Tom Hanks' daughter reveals childhood of 'violence' and 'deprivation'
EA Hanks, the daughter of actor Tom Hanks and his first wife Samantha Lewes, has revealed shocking details about her childhood.
Short for Elizabeth Anne, EA opened up about her turbulent early years which she says were filled with "violence" and "deprivation" in her upcoming book, The 10: A Memoir of Family and The Open Road.
An account of the six-month road trip she took in 2019 from Los Angeles to Florida, the book follows EA as she seeks to know more about her late mother's troubled life.
Lewes, real name Susan Dillingham, died in 2002 from lung cancer at the age of 49.
Her now 42-year-old daughter claimed that Lewes physically abused her and neglected her and her brother, Colin Hanks.

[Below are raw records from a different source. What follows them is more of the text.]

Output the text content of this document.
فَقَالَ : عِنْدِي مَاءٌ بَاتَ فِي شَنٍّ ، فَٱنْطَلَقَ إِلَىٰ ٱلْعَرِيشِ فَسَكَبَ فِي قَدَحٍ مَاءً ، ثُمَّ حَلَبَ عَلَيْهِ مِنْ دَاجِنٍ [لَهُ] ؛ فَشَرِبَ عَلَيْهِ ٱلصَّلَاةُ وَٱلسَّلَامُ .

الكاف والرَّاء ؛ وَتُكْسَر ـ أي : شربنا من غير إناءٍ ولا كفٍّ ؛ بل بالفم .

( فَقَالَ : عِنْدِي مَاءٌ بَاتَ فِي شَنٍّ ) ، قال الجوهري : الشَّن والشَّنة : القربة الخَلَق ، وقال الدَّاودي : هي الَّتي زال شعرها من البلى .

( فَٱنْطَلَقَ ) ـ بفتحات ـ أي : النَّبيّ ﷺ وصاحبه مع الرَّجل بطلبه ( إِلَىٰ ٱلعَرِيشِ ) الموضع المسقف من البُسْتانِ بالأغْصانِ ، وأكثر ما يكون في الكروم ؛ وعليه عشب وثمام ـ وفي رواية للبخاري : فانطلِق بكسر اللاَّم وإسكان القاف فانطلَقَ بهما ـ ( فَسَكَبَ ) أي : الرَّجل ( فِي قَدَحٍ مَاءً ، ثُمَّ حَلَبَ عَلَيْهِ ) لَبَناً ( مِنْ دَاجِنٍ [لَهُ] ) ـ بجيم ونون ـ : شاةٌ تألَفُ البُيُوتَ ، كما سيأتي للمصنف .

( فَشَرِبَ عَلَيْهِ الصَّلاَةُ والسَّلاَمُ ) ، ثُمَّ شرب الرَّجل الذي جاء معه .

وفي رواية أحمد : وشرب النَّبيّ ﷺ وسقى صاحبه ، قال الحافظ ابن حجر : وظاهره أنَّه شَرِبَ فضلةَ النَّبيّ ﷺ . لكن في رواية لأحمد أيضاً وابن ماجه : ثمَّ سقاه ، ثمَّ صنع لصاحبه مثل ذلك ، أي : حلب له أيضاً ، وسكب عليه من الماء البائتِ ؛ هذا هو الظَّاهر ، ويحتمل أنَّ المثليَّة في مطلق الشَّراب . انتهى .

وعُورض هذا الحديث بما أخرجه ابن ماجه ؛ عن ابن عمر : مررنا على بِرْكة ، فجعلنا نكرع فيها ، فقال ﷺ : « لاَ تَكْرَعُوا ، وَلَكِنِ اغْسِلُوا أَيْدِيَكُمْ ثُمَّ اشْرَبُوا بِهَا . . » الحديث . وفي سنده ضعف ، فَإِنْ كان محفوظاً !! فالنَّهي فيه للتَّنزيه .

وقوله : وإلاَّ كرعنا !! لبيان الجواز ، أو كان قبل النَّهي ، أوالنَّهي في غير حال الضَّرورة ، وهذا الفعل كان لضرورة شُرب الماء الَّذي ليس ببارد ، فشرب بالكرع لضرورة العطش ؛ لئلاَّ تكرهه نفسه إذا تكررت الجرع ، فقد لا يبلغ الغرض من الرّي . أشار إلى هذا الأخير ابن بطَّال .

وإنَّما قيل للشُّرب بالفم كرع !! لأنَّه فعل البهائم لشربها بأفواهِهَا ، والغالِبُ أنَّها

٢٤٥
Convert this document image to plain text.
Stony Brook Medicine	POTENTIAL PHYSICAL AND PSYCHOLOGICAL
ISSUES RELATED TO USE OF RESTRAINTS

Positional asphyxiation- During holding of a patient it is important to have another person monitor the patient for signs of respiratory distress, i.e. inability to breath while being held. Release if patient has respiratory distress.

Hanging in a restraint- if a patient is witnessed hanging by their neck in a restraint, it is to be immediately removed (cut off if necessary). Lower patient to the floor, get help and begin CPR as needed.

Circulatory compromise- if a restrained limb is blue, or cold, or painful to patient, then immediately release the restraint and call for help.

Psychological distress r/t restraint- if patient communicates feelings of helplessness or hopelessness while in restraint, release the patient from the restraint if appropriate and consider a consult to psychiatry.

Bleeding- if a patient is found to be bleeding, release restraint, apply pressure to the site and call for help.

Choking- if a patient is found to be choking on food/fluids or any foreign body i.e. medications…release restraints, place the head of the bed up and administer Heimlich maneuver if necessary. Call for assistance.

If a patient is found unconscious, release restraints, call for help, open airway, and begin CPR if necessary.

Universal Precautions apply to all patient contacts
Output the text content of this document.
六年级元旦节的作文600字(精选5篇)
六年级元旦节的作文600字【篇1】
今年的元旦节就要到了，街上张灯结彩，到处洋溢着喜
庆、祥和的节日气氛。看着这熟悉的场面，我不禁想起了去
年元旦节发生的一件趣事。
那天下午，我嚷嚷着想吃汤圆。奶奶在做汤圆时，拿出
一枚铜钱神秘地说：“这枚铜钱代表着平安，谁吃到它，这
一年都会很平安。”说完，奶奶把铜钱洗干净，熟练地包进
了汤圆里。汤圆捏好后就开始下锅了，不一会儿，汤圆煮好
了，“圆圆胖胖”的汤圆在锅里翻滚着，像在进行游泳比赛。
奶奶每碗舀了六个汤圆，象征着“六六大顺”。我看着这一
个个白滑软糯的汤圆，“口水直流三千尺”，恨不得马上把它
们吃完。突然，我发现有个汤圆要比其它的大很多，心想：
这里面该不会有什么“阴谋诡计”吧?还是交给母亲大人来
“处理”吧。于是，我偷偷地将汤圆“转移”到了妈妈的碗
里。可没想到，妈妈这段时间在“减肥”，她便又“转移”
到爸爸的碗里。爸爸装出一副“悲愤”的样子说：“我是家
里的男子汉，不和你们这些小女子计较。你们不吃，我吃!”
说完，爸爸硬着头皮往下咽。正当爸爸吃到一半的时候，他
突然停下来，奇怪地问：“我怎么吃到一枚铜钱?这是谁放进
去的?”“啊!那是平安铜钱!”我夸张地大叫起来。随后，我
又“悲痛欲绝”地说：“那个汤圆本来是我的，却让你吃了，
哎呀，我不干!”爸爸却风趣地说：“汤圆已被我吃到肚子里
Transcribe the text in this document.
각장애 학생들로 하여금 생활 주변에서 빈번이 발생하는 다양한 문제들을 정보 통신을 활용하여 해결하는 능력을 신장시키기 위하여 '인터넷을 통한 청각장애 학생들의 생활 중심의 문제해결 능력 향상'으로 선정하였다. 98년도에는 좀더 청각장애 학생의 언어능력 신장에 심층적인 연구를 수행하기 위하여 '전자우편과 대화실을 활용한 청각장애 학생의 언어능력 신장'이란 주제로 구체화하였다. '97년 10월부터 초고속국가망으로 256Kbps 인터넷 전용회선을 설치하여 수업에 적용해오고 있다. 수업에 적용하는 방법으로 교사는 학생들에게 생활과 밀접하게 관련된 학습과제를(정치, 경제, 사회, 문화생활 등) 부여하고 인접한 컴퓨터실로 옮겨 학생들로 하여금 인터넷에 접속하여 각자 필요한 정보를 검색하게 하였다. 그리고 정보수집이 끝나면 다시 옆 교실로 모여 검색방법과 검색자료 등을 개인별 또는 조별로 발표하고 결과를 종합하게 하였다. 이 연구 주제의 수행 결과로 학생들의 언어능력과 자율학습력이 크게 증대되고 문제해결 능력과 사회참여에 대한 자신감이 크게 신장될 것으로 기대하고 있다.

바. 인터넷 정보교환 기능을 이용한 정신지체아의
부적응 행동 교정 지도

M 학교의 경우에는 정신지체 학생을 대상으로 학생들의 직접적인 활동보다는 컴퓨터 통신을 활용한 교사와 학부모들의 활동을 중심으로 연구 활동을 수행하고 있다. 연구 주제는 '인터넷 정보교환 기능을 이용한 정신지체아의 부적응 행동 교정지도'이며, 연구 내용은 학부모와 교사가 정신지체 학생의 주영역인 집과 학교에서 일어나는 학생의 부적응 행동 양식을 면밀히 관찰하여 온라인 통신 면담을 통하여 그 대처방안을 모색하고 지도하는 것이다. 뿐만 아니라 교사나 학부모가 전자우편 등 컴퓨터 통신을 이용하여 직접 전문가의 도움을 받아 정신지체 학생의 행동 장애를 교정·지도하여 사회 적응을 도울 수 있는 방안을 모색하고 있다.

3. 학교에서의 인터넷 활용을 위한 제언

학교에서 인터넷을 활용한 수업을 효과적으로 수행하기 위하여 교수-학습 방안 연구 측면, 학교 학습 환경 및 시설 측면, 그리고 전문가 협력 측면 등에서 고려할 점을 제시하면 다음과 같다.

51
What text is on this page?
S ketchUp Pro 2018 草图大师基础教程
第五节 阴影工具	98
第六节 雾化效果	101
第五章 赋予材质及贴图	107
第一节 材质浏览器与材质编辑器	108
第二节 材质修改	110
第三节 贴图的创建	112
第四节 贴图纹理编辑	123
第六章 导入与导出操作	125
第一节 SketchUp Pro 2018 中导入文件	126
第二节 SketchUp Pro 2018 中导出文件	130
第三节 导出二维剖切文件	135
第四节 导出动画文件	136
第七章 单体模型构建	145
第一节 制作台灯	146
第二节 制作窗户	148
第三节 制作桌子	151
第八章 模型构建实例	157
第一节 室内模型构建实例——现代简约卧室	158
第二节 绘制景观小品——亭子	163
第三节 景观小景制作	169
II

"I am a kid from the first (non-famous) marriage. My only memories of my parents in the same place at the same time are Colin's high school graduation, then my high school graduation," she wrote in an excerpt published by People.
"I have one picture of me standing between my parents. In it, my mother's best wig is slightly askew."
After her parents separated in 1985, EA and Colin went to live in Sacramento with her mother, where EA claims her mom physically abused and neglected her children.
From the age of five to 14, EA experienced "years filled with confusion, violence, deprivation".
"One night, her emotional violence became physical violence, and in the aftermath I moved to Los Angeles, right smack in the middle of the seventh grade," she alleged.
The book is set to be released on 8 April.